I am currently pursuing my doctoral studies in the Neuroscience of Language Lab (NeLLab) at New York University), where I mainly work with PIs Alec Marantz and Liina Pylkkänen. I conduct research on different aspects of the neural basis of language using magnetoencephalography (MEG)—a passive, non-invasive technique for acquiring the natural magnetic signals surrounding the head, originating from the brain. We choose this technique (i) because language tokens in general are characterized by fast rates, and MEG (a homologue of EEG) acquires signals at a high temporal resolution, and (ii) because MEG allows us to estimate the original cortical signals from the measured data, such that we can make an educated guess about where in the brain different processes take place.

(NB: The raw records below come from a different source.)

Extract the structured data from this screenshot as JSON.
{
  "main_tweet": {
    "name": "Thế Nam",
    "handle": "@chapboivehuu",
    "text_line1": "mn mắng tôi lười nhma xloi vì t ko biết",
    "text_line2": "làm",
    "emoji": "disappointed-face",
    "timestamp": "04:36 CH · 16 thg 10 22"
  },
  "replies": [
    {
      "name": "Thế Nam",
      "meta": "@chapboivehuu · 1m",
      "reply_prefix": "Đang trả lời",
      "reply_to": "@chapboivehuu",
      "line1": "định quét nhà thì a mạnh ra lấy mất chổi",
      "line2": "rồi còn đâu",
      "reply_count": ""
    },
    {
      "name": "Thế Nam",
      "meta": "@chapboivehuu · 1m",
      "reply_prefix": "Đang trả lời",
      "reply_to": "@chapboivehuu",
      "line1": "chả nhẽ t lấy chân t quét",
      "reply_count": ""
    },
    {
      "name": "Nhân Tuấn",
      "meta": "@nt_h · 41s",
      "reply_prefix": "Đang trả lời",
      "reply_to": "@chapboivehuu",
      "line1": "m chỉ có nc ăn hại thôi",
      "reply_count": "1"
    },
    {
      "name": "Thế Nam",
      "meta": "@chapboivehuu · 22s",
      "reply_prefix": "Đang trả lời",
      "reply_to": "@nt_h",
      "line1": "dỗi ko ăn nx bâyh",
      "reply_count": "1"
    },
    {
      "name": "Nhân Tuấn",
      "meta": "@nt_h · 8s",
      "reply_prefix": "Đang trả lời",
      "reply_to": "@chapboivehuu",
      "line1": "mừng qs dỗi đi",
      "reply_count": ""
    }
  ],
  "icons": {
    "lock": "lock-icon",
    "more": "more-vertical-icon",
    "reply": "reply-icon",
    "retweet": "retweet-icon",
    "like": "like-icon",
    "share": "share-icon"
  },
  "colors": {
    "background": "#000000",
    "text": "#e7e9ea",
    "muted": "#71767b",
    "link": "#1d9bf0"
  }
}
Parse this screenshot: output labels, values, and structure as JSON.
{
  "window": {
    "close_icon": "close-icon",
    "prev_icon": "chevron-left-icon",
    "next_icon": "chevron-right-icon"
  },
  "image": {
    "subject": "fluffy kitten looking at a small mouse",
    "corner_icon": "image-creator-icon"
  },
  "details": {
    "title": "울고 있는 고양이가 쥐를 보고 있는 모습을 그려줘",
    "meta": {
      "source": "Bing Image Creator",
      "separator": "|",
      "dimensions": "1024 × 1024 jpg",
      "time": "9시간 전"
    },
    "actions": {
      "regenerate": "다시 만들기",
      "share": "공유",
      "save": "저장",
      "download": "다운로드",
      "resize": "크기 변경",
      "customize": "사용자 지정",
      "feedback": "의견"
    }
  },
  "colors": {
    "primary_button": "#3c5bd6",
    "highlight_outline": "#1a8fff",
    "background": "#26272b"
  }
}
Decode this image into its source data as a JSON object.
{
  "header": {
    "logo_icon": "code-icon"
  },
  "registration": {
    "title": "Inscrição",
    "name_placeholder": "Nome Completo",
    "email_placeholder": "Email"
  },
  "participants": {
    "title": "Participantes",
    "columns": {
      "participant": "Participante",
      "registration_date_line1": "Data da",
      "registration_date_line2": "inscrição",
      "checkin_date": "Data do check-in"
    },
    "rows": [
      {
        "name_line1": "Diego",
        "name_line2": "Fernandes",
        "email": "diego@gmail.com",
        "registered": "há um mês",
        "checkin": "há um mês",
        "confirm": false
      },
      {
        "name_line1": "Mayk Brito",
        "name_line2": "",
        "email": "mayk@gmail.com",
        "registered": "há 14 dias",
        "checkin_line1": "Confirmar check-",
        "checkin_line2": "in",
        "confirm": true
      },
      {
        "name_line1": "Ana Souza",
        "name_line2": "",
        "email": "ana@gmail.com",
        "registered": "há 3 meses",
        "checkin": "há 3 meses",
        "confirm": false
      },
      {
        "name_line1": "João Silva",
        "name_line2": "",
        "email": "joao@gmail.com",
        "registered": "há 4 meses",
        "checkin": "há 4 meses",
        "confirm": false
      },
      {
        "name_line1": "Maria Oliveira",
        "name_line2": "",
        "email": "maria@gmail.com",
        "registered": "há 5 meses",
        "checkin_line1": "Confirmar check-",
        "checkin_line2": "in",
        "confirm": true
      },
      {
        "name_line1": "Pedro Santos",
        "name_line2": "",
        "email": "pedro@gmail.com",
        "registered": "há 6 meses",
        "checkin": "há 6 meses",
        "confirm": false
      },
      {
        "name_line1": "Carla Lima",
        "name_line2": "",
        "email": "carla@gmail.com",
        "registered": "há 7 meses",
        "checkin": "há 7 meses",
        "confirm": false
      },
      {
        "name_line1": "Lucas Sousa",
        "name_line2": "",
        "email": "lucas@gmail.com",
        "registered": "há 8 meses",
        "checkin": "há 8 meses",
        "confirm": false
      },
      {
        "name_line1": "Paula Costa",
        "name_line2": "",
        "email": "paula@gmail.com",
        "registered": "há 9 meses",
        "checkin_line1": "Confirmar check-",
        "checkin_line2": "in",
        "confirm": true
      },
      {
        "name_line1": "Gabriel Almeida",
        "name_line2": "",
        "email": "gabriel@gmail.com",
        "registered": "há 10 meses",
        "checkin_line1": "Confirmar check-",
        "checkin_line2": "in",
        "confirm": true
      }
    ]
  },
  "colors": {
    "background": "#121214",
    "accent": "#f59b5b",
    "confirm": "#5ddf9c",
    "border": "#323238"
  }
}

The thread linking the bulk of my doctoral work tackles the neural basis of language comprehension. Specifically, I am interested in two kinds of processes the brain uses in comprehension to access information beyond what is available in the language we perceive:
(i) inference processes, whereby the brain must glean information that is simply never present in a language token — one example is syntactic structure. I like to think of syntactic information as a collection of invisible strings that link different parts of a language token together in non-linear ways, and which aid the brain in making a structural sense of what it hears or sees. For example, when you read the sentence ‘The waiter with the clean apron is missing,’ you know that ‘missing‘ here is describing ‘the waiter‘, even though there is nothing in the physical sentence as you read it that suggests a link between the two, and even though ‘the clean apron is missing‘ is literally a sequence in the full sentence! Because syntax is often a bunch of invisible strings, the brain must infer those strings and how they interact in order to fully capture the meaning of a sentence.
(ii) predictive processes, whereby the brain predicts upcoming information before it can be perceived. For example, as you read the sentence: ‘The baker creamed the sugar with some unsalted-‘, the brain can generate a prediction about the next word being ‘butter‘. But the brain does not only predict upcoming words. There is evidence it can predict upcoming letter sounds, and even upcoming abstract linguistic information. For example, in a recent paper, we found that the brain’s activity is sensitive to the degree to which the next word’s category or class (say, noun or verb) is predictable.
A major problem with addressing questions about these processes is that they are very tricky to dissociate from other variables in an experiment. Essentially, because these processes happen under the surface, then we can only manipulate them by manipulating the surface itself; but this means we are introducing confounds — we can no longer tell with certainty whether the results we find are really tapping into inferential/predictive processes, or are simply a result of having changed the actual perceptible part of language. For example, syntactic information is often tightly intertwined with other types of linguistic information, such as semantics. In my work, I focus on developing experimental designs that cleanly dissociate between syntactic and non-syntactic processes, and using MEG to elucidate the neural basis of these syntactic processes at the sentence, phrase, and word level. For that, I often rely on the grammatical properties of different languages (such as Arabic).
But ultimately, comprehending language involves building a discursive model of what is being communicated, and updating this model continuously. How does the brain manage that? With my colleague Maxime Tulling, we are currently pursuing this question using MEG data recorded while adults and children listened to natural expository texts—that is, texts you might hear in a classroom setting. Do we find evidence in our data for discourse building and updating? Are the left and right hemispheres equally involved? Do children and adults process discourse differently? Stay tuned for more!
One other area I am interested in is the neural basis of temporal displacement in language: How does the brain handle tense? How does it extract and process information about the past, the present, or the future from language input? I am currently working on developing experimental designs that tap into these questions.
Previously, I completed both my Master’s and Bachelor’s degrees in the Technion’s department of Biomedical Engineering. During my Master’s, I worked in Shy Shoham’s Neural Interface Engineering Lab, where we developed novel optical methods to stimulate neurons. I used an optical device, called a Spatial Light Modulator (SLM), which can sculpt incoming laser light into dynamic 3D holographic shapes. Using the SLM to target microscopic heat absorbents dispersed in the vicinity of neurons from rat brain slices, I showed that we can control the firing of neurons in the network in time and space. The work was part of a larger context of developing novel optical interfaces to control brain activity and eventually restore vision in patients with age-related macular degeneration, for instance.